Friday, December 16, 2011

The Practical Implications of the Sovereignty of God - Part One

Over the next while I will post an essay I wrote in honor of John G. Reisinger which is published by New Covenant Media in a book called, Ministry of Grace: Essays in Honor of John G. Reisinger. The book is edited by Steve West and is available from New Covenant Media. I was asked to write on the practical implications of the sovereignty of God as someone who greatly benefited from and appreciated John's ministry.These issues continue to be relevant today in spite of the increased acceptance of the concept of God's sovereignty in Christian theology. It is one thing to intellectually apprehend this truth, quite another to live it out. To help Christians do just that I am posting this essay.

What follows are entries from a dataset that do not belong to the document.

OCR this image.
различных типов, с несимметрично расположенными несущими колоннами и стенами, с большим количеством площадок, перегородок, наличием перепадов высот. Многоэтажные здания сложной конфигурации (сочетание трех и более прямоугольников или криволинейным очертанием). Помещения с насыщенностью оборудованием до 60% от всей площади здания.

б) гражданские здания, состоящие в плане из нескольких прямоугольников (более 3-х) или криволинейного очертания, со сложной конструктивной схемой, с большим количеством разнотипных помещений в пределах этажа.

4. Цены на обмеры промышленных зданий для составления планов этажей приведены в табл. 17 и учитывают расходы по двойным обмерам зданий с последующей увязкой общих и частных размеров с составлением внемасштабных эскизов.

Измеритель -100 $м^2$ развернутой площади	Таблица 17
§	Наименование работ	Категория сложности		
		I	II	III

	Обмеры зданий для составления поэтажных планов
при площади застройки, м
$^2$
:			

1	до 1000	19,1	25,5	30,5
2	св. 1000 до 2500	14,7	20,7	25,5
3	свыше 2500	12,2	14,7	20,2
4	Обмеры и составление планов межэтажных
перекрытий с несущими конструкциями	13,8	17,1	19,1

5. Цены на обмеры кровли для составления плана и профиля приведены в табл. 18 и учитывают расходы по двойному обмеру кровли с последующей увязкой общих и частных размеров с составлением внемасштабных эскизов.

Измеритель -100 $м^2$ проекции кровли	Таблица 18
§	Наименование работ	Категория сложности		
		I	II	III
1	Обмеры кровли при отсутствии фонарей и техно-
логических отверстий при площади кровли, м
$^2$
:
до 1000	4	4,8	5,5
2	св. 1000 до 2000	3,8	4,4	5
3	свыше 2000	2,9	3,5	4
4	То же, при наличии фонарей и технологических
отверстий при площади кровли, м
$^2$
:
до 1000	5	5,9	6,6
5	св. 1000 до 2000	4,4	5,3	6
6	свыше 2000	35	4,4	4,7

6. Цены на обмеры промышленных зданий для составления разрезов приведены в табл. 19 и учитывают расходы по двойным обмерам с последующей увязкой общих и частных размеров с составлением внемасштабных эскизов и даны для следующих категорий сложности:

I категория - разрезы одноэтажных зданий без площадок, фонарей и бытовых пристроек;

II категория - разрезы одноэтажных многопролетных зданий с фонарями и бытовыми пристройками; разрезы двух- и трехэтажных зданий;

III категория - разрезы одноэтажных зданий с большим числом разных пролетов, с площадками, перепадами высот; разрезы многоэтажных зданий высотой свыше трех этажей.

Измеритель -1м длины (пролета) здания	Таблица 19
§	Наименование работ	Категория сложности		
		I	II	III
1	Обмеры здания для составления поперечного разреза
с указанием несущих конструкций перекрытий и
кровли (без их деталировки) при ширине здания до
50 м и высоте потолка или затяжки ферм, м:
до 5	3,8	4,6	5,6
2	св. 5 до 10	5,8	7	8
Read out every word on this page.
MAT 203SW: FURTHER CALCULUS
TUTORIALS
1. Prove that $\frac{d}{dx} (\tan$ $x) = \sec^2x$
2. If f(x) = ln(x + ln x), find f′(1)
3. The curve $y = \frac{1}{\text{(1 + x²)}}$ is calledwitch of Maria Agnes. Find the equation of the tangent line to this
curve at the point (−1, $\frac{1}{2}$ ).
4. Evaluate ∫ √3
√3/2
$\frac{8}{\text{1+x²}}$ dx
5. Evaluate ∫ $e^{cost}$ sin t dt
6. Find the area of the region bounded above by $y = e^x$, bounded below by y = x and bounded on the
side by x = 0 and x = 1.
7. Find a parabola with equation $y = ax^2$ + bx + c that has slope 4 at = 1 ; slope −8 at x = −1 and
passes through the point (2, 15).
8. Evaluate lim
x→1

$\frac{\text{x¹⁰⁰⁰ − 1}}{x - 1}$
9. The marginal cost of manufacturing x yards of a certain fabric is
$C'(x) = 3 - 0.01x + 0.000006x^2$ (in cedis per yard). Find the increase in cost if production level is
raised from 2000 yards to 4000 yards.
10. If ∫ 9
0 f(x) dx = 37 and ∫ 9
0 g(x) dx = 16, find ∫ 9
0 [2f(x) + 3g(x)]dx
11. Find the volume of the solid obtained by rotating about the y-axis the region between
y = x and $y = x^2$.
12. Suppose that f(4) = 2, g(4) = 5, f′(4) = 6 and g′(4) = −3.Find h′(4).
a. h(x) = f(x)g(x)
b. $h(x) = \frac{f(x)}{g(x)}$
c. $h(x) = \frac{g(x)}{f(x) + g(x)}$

The Practical Implications of the Sovereignty of God

I first heard of John Reisinger in connection with the doctrine of the sovereignty of God. It was at a time in my life when my parents were coming to understand what are popularly known as “the doctrines of grace.” Although I had been involved in evangelical circles since I was a boy, and I had heard many wonderful things about God and his way of salvation, I distinctly remember the summer when the “sovereignty of God” became part of my theological vocabulary forever. For me, from the very beginning, the sovereignty of God was something glorious to be celebrated. The mind-expanding idea that God was in control of all things, that he had a plan that embraced all things, that he was working out all things according to that plan, and that nothing would ever frustrate that plan; came home to me with clarity and power. And even though I was not yet a Christian, it seemed entirely reasonable to me that if there was a God, this is what he must be like. In fact, anything else seemed completely unworthy of the one who made the universe in the beginning and continues to sustain it now by his infinite power.

My next recollection of John Reisinger is the time some years later when he was staying at my parents’ home in Burlington, Ontario, while he was preaching in the area. By this time I was a Christian and attending Bible School. I had started to read various theological books and was struggling with the place of the Mosaic Law in the life of a Christian. When I told John about my struggles he sat me down and we talked at length about the relationship between the Old and New Testaments. To this day, I look back on that time as a turning point in my life. Several key features of the biblical revelation fell into place and I began to see and understand in a new way how everything in the Bible finds its focus in Jesus Christ. Since then it has been my joy to read the Bible christologically, and as I have reflected on these two incidents over the years, I have often thought how they themselves illustrate the great truth that God is sovereign in all of his dealings with us. He leads and directs us according to his own will in his own time. Furthermore, as I have gone through life, I have also discovered that the sovereignty of God is a very practical doctrine. Not only is it something that is clearly revealed in the Scriptures from the beginning to the end, but it is something that every Christian needs to understand if they are to reach maturity in Christ and be useful in the kingdom of God.